Strimvelis is a cloudy to clear, colourless to pink dispersion of cells for infusion, which is supplied in one or more infusion bags. The infusion bags are provided in a closed container.

Marketing Authorisation Holder

Orchard Therapeutics (Netherlands) BV

Prins Bernhardplein 200,

1097 JB Amsterdam,

the Netherlands

Manufacturer

AGC Biologics S.p.A.

58 Via Olgettina

20132

Milan

ITALY

This leaflet was last revised in MM/YYYY.

Other sources of information

Detailed information on this medicine is available on the European Medicines Agency web site: There are also links to other websites about rare diseases and treatments.

This leaflet is available in all EU/EEA languages on the European Medicines Agency website.

The following information is intended for healthcare professionals only:

Precautions to be taken when handling or administering the medicinal product

Healthcare professionals handling Strimvelis should take appropriate precautions (wearing gloves, protective clothing and eye protection) to avoid potential transmission of infectious diseases.

Strimvelis is transported directly to the medical facility where the infusion will be administered. The infusion bag(s) is/are placed inside a closed outer container. The bags must be kept in the outer container until ready to use.

Strimvelis is intended solely for autologous use. The identity of the patient must be matched with the essential unique patient information on the primary and/or outer container prior to infusion.

Gently agitate the infusion bag to re-disperse any cellular aggregates, administer using a transfusion administration set with filter to remove any remaining cellular aggregates.

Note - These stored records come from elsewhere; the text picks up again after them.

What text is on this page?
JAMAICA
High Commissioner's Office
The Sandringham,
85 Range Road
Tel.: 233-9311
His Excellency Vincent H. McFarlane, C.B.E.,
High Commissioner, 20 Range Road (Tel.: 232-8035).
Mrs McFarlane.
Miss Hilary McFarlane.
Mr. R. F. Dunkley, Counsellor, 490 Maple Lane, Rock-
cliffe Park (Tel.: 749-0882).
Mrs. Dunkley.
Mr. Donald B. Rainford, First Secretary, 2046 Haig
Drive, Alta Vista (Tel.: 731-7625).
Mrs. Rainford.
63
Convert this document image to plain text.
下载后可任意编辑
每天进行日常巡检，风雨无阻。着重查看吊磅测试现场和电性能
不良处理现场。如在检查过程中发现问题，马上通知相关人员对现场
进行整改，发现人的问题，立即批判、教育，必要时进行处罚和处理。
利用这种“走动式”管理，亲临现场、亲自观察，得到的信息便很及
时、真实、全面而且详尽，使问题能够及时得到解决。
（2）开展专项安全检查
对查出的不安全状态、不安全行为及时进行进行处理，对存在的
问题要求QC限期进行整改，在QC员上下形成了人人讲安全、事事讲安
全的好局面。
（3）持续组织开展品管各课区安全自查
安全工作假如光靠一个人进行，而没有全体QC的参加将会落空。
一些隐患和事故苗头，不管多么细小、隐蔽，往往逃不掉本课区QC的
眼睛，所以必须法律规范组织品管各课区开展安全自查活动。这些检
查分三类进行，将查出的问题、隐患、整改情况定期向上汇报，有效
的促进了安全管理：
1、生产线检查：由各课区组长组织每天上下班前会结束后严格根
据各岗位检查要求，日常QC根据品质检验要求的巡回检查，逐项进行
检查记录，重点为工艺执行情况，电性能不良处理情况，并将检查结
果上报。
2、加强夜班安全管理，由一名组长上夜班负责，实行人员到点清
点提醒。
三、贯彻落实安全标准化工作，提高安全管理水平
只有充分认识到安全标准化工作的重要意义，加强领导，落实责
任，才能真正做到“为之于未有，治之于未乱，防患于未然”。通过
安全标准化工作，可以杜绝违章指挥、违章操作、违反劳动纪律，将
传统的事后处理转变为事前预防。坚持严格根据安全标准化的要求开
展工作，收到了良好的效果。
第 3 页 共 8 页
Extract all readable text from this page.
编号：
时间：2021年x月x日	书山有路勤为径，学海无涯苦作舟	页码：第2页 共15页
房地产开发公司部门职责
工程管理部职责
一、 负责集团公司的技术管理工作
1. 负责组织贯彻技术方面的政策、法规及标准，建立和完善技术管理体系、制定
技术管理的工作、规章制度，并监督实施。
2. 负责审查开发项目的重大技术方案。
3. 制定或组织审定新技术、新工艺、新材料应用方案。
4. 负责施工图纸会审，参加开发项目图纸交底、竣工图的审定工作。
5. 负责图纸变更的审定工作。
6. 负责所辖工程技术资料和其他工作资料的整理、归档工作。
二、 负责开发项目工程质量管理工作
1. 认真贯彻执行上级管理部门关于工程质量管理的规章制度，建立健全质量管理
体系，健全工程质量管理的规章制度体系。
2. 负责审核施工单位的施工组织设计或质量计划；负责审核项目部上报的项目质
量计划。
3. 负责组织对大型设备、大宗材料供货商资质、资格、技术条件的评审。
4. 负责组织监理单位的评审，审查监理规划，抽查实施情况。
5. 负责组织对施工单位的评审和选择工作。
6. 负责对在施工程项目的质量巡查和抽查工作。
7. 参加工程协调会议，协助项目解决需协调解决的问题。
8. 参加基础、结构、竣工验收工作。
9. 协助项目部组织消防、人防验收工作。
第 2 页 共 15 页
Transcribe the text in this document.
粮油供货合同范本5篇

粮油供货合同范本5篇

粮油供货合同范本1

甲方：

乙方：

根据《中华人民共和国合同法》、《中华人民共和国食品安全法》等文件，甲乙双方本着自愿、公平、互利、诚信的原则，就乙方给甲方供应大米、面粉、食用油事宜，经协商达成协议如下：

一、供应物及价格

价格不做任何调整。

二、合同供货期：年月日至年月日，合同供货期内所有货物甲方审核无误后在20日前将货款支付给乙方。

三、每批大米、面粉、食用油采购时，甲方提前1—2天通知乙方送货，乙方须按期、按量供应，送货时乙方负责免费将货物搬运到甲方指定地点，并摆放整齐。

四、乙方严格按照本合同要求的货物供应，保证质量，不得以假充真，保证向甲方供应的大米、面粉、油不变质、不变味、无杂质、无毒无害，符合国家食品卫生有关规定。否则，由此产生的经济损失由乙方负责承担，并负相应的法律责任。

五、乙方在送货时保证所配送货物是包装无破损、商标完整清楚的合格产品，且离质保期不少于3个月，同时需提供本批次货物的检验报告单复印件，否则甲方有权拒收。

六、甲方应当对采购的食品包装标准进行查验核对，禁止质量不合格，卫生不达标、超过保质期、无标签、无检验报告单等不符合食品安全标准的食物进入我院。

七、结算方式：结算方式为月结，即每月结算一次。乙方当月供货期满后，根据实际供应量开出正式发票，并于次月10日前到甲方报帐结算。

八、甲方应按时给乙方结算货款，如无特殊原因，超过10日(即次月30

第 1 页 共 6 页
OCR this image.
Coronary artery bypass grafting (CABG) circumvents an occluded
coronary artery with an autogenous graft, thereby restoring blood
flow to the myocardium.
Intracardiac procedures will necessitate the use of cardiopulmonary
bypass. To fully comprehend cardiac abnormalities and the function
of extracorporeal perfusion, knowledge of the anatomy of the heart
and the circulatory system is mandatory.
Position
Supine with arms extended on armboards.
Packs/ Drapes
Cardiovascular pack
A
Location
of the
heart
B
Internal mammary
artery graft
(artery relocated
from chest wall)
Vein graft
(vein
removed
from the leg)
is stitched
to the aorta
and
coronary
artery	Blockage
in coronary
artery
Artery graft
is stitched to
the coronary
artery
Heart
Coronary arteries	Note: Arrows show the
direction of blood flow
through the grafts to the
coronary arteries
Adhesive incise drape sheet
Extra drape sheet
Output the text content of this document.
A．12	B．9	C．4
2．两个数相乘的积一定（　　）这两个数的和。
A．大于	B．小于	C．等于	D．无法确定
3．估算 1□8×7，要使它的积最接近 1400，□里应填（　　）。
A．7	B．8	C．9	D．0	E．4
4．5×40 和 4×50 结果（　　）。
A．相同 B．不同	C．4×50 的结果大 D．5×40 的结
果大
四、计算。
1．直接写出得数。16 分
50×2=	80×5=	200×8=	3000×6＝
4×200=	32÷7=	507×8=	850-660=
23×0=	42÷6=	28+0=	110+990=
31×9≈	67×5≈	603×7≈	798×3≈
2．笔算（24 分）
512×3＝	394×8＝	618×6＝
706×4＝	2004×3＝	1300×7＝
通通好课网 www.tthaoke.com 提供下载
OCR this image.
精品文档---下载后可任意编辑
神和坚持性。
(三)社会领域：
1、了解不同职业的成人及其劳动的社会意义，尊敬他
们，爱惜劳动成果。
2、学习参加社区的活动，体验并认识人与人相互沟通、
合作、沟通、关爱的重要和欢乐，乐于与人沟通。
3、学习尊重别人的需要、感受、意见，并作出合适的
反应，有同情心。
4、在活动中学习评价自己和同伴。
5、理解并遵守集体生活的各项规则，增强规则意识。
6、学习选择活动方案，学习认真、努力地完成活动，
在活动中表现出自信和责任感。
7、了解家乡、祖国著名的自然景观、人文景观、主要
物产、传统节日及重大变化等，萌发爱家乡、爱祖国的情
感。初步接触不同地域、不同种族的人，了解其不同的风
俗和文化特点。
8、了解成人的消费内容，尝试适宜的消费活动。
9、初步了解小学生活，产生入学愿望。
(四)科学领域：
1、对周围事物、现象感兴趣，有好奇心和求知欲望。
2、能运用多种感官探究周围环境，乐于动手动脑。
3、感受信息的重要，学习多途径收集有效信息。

Precautions to be taken for the disposal of the medicinal product

Local guidelines on handling human-derived material should be followed for unused medicinal product or waste material. All material that has been in contact with Strimvelis (solid and liquid waste) should be handled and disposed of as potentially infectious waste in accordance with local guidelines on handling human-derived material.

Accidental exposure

Accidental exposure to Strimvelis must be avoided. Local guidelines on handling of human derived materials should be followed in case of accidental exposure, which may include washing of the contaminated skin and removal of contaminated clothes. Work surfaces and materials which have potentially been in contact with Strimvelis must be decontaminated with appropriate disinfectant.